Previous Job
Information Security Analyst
Ref No.: 18-01130
Location: New York, New York
Bachelor's degree required. Professional experience considered in lieu of education.

Strongly preferred:
CISSP certification, or other security certification.

Preferably within a financial services environment, knowledge and experience with documenting and formalizing the security risks and controls surrounding enterprise data centers, network technologies, virtualization, unified communication, and mobility. Knowledge of enterprise control structure architecture and aligning security architecture controls, processes, and tools within that enterprise framework. Ability to perform managerial tasks like meeting coordination and project oversight. Strong communication skills to support the development of deliverables to the Board of Directors and for all levels of Bank management and staff. Preference for keen knowledge of security controls within a hybrid environment between AWS and traditional networks.

Repeated experience in security policy development or broad security operations management, and in developing and managing a security governance program. Security policy and architectural project management or security auditing background may be considered. Repeated experience in successful security incident monitoring and breach response management.

Oversee the efforts of information security professionals in all aspects of information security and physical security for the Bank.
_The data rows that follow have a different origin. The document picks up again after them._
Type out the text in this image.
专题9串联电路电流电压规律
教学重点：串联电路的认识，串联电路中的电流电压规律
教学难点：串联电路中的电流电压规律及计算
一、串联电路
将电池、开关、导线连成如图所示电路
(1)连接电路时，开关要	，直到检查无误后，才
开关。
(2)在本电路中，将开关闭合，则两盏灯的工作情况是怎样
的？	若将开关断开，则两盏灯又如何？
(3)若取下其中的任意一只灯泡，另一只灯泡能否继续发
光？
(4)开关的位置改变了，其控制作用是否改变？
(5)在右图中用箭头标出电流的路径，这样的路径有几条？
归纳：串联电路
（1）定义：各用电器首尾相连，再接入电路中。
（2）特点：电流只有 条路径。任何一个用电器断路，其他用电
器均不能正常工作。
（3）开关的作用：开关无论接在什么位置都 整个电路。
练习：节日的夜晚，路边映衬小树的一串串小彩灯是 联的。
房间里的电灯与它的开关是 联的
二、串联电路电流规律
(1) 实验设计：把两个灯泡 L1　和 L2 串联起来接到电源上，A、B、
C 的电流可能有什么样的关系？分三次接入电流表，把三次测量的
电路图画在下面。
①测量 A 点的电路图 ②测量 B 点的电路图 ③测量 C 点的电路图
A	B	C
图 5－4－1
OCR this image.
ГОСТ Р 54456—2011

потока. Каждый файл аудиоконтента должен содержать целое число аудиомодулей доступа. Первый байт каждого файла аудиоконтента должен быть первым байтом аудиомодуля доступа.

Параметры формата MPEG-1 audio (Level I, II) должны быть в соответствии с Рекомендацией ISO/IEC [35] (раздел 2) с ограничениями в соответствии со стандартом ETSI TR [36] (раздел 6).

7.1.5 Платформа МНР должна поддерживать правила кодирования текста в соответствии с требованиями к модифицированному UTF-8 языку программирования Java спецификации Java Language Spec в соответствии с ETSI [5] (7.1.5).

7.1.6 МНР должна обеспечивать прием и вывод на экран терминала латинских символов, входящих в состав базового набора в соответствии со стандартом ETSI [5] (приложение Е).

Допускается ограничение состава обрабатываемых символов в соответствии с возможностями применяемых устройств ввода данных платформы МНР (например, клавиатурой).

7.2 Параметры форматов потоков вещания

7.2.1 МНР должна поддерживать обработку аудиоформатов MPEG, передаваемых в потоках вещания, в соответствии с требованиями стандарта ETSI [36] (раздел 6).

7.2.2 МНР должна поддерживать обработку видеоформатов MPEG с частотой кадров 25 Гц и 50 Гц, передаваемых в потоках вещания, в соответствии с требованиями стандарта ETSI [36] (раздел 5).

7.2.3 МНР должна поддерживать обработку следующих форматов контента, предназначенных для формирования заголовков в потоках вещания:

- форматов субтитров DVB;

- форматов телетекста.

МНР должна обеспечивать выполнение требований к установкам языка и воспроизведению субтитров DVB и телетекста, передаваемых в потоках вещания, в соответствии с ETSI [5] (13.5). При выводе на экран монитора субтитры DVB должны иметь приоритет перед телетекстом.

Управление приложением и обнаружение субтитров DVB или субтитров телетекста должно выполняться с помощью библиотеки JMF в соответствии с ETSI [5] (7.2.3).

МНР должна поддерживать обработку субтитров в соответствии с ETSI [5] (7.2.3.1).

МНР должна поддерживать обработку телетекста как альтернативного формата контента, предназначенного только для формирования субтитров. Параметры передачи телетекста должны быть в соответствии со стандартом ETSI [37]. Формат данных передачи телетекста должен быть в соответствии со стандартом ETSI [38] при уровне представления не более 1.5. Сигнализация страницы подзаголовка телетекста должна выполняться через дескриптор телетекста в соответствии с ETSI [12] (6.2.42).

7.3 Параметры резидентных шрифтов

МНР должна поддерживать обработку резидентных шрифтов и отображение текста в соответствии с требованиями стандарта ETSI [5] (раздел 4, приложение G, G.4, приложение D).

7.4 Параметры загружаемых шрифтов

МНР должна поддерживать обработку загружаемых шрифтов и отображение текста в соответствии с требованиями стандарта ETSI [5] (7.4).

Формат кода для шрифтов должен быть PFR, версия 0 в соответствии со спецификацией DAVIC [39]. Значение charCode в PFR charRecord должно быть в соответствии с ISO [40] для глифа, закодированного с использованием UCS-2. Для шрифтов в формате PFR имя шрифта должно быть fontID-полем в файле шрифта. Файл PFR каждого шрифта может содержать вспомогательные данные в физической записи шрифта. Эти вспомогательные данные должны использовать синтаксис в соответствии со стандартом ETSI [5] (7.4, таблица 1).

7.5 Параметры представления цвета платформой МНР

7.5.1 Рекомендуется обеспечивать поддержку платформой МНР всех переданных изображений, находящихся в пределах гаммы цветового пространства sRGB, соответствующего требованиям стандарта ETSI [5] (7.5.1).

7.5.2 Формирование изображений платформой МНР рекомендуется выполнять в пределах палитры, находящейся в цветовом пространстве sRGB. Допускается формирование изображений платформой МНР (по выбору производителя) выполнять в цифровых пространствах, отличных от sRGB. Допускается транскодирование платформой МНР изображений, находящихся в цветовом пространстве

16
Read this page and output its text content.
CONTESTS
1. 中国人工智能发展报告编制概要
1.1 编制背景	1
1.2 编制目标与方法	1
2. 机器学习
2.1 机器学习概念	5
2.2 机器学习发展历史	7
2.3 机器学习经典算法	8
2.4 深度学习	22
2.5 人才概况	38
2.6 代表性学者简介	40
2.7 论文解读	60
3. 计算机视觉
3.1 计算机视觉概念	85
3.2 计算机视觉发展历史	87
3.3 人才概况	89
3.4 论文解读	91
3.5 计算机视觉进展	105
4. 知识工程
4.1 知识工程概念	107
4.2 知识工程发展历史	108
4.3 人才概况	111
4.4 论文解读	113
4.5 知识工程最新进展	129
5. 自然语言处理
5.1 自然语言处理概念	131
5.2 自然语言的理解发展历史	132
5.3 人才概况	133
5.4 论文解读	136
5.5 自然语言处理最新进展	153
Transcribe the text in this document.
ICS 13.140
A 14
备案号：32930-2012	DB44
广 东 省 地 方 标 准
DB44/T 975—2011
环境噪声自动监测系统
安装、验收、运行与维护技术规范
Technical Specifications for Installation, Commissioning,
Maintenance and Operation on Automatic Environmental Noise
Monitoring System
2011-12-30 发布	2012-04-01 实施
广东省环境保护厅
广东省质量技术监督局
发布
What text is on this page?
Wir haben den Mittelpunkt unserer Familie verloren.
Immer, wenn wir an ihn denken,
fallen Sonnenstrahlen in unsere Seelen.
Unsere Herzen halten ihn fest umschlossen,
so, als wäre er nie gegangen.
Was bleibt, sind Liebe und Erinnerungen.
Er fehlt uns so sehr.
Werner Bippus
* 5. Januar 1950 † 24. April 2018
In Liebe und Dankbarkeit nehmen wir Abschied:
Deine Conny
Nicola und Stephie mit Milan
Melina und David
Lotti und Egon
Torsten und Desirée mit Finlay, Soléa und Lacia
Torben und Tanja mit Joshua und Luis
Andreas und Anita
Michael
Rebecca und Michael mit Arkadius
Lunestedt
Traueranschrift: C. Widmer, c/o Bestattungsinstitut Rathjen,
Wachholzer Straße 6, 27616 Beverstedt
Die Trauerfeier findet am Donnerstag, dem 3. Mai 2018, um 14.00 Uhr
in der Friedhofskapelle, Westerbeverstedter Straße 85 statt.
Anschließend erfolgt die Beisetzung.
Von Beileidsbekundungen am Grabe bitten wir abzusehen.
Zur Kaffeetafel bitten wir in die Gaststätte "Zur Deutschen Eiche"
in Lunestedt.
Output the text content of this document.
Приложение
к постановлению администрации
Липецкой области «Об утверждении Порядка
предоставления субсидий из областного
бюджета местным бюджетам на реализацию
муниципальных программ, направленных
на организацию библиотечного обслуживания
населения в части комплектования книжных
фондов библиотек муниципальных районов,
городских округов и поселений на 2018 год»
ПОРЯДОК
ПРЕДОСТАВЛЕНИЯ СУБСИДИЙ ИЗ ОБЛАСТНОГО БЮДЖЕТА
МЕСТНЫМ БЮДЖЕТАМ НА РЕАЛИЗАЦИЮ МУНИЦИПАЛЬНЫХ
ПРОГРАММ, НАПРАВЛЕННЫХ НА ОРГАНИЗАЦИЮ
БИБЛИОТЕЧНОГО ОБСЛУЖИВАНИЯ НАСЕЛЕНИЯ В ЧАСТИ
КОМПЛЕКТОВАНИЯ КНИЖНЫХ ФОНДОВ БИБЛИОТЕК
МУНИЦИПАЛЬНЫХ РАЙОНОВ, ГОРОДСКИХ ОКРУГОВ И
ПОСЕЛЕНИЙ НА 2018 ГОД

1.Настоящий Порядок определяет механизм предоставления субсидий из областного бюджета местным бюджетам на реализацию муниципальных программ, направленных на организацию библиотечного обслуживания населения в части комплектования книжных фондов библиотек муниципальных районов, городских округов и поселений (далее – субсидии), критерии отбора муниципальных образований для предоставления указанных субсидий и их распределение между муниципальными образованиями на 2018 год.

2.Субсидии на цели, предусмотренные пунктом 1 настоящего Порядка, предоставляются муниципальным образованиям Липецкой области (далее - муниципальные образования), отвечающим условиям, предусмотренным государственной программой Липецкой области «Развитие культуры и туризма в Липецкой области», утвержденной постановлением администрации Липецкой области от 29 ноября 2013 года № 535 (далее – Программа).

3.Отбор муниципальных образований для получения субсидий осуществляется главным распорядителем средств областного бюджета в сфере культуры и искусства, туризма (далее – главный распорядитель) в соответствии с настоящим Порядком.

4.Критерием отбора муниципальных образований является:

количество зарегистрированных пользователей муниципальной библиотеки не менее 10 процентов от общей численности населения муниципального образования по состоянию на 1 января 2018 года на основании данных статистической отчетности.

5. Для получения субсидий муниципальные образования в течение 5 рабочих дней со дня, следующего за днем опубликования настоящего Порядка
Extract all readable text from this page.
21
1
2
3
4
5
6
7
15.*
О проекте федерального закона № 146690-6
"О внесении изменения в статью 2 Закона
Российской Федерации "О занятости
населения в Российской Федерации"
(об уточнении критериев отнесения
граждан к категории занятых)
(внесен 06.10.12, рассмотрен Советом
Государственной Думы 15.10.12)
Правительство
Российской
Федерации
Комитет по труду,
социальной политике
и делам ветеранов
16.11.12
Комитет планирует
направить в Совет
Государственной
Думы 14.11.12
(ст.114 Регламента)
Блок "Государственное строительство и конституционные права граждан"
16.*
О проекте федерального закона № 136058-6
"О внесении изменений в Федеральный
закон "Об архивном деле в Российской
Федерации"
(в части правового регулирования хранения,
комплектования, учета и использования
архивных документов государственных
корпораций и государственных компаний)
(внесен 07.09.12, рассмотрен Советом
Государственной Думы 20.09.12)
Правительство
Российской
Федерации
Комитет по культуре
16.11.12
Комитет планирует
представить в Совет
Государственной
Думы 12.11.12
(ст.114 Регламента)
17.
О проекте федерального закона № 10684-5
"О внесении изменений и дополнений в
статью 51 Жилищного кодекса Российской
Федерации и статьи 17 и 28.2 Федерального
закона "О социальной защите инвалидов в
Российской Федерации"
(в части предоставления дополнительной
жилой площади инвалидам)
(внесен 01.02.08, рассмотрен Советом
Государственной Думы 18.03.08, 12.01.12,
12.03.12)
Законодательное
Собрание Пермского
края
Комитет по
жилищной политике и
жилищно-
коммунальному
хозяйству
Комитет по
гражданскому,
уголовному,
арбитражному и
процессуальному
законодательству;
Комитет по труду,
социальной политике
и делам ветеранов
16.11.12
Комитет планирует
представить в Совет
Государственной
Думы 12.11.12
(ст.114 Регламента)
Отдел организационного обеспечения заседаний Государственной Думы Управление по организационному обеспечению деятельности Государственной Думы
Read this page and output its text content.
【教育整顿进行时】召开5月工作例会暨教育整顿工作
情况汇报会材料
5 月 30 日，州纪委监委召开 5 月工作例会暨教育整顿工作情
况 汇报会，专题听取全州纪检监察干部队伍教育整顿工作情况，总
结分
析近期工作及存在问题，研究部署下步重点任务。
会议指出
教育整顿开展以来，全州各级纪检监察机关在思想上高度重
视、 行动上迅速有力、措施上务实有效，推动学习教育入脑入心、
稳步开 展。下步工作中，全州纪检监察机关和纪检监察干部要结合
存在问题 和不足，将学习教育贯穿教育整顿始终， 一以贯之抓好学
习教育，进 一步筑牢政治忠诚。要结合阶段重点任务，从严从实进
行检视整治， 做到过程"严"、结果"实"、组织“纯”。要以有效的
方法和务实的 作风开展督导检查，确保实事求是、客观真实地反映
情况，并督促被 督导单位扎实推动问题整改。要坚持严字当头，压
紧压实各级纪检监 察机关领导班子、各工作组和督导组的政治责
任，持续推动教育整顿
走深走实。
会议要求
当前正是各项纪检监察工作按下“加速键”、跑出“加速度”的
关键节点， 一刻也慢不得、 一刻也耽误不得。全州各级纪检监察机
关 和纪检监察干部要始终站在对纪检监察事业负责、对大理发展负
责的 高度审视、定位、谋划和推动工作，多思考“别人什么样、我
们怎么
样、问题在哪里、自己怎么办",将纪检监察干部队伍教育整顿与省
This covers policy, strategy, administration, governance, monitoring, compliance, guidelines, and standards. Develop and maintain a comprehensive enterprise wide Information Security Program for the Bank. Proactively promote the enhancement of information protection through the identification of risk themes by working collaboratively with all areas of the Bank.

Essential Duties:
  1. Provide security perspective on Bank projects during Project Gate Reviews when required and upon request. Be able to draft the ISO assessment of the project with assistance.
  2. Ensure information is protected across the Bank and that effective information security programs, strategies, practices, processes and systems are in place and functioning as required.
  3. Maintain access to independently verify and observe operational performance in a broad oversight perspective for information security, physical security, and all matters of cyber risk across the Bank and to carry out any special investigative requirements.
  4. Help manage the independent security review process: vendor selection, fieldwork, and assist with the drafting of reports suitable to the Head of Enterprise Services, senior management, and the Board of Directors.
  5. Maintain appropriate professional associations and certifications for the purpose of keeping abreast of security trends, issues, solutions, events, emerging threats, and having a perspective on the relevant industry advances.
  6. With guidance, develop training, awareness campaigns, specific scenario modules, documents, white papers, and other artifacts that help:
    1. Raise awareness all employees regarding their role in securing information in all forms.
    2. Articulate the choices of the Bank relative to information protection.
    3. Document what is secured and how we do the protection.
    4. Advise and alert all Bank employees on information security matters.
    5. Present current security topics in perspective for the Bank audience.
  7. Help define the Bank's information security program, policy, and standards. As assigned, guide operational areas across the Bank on procedures, guidelines, and instructions to support the Bank's policy and standards.
  8. Serve on Bank committees, teams, and efforts as assigned,
  9. Assist in the security incident response management process at the Bank: help manage the oversight of incident response, and the control of information events.
  10. As assigned, independently prepare reports capable of being delivered to the Board of Directors, CEO and senior management on information security, information protection, and information risk matters.
    1. As assigned, guide business unit managers and staff to ensure that their performance is within current exposure tolerances.
    2. As assigned, guide IT operational security unit managers and staff to ensure that their performance is within current exposure tolerances.
  11. Guide the planning of information security projects and annual budget.
    1. Monitor the security operations functions of the Bank. This is to be done with the goal of identifying themes in the events observed, ensuring the escalation of incidents, and answering questions that arise through oversight of how the Bank's security efforts are functioning.
    2. With assistance, review vended security offerings, recommend solutions, and review contracts.
  12. Gather the data to support the proper reporting of security measures and metrics. With guidance, draft reports that highlight these metrics.
  13. Assist with audits and examinations regarding information security and controls.
  14. Perform special tasks as assigned by the Director of, or a manager in, the Information Security Office.